Y es que puede existir ley sin Democracia, pero no Democracia sin ley, el Derecho constituido debe garantizar una Democracia funcional en la que, ni modo, cabemos todos, pero debemos estar sometidos a la voluntad superior de la mayoría.
La Democracia es una oferta que debe garantizar el que todos podamos pensar y expresarnos, pero de ninguna manera garantiza el que a todos se nos haga caso, se nos tome en cuenta. El voto de la mayoría confiere a un grupo determinado no sólo el derecho de hacer cumplir la Ley sino también la razón para conseguirlo.
Para opinar todos tenemos derecho, lo que no nos exime de la obligación razonable de cumplir con la ley. La paz está en riesgo cuando quienes representan a la mayoría, tal vez con buena intención, suponen que las voces de las minorías deben ser no sólo escuchadas sino dotadas de presupuesto también.
Si mi voto no sirve para hacer valer mi voluntad, ¿para qué voto? Una sociedad democrática habla, discute, expresa, vive en su casa y en su intimidad como le parece y asume la limitación de vivir en sociedad de acuerdo con aquello que promueve el bien común y aprobó la mayoría.

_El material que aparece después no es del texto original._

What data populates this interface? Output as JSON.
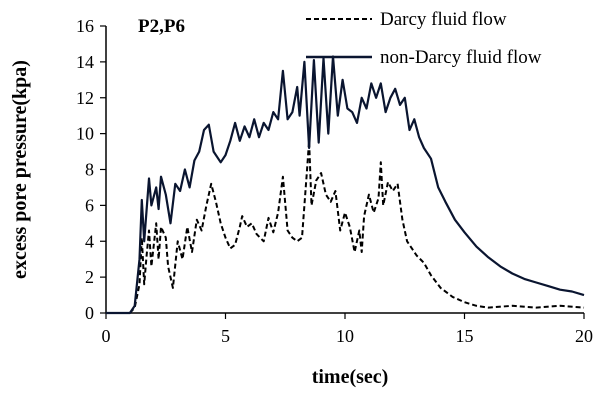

Si una encuesta nacional, publicada por El Universal en diciembre de 2013, arroja que 8 de cada 10 mexicanos somos católicos, ¿a qué le juegas peleándote con la mayoría? Un Estado de derecho en el que impera la razón y que busca la paz, escucha a las minorías, pero está consciente que no puede hacer de sus reclamos una ley.
Las parejas del mismo sexo, quienes se tatúan, quienes se drogan, los Testigos de Jehová, los motociclistas y los ciclistas, las mujeres que abortan tienen el legítimo derecho en una sociedad democrática de decir, hacer y vivir su vida como les parezca, pero mientras se trate de minorías en una sociedad democrática, tendrán que asumirse a los usos, costumbres, tradiciones y moral social de las mayorías.
Ni Mancera ni Peña Nieto lo van entendiendo, ni TELEVISA ni Azteca lo comprenden: todos tenemos derecho, pero no todos podemos estar amparados por la ley. Cuando la ley responde a la voluntad de una minoría por encima de la mayoría, cuando es omisa a una mayoría, se violenta la razón y la paz social se vuelve inalcanzable.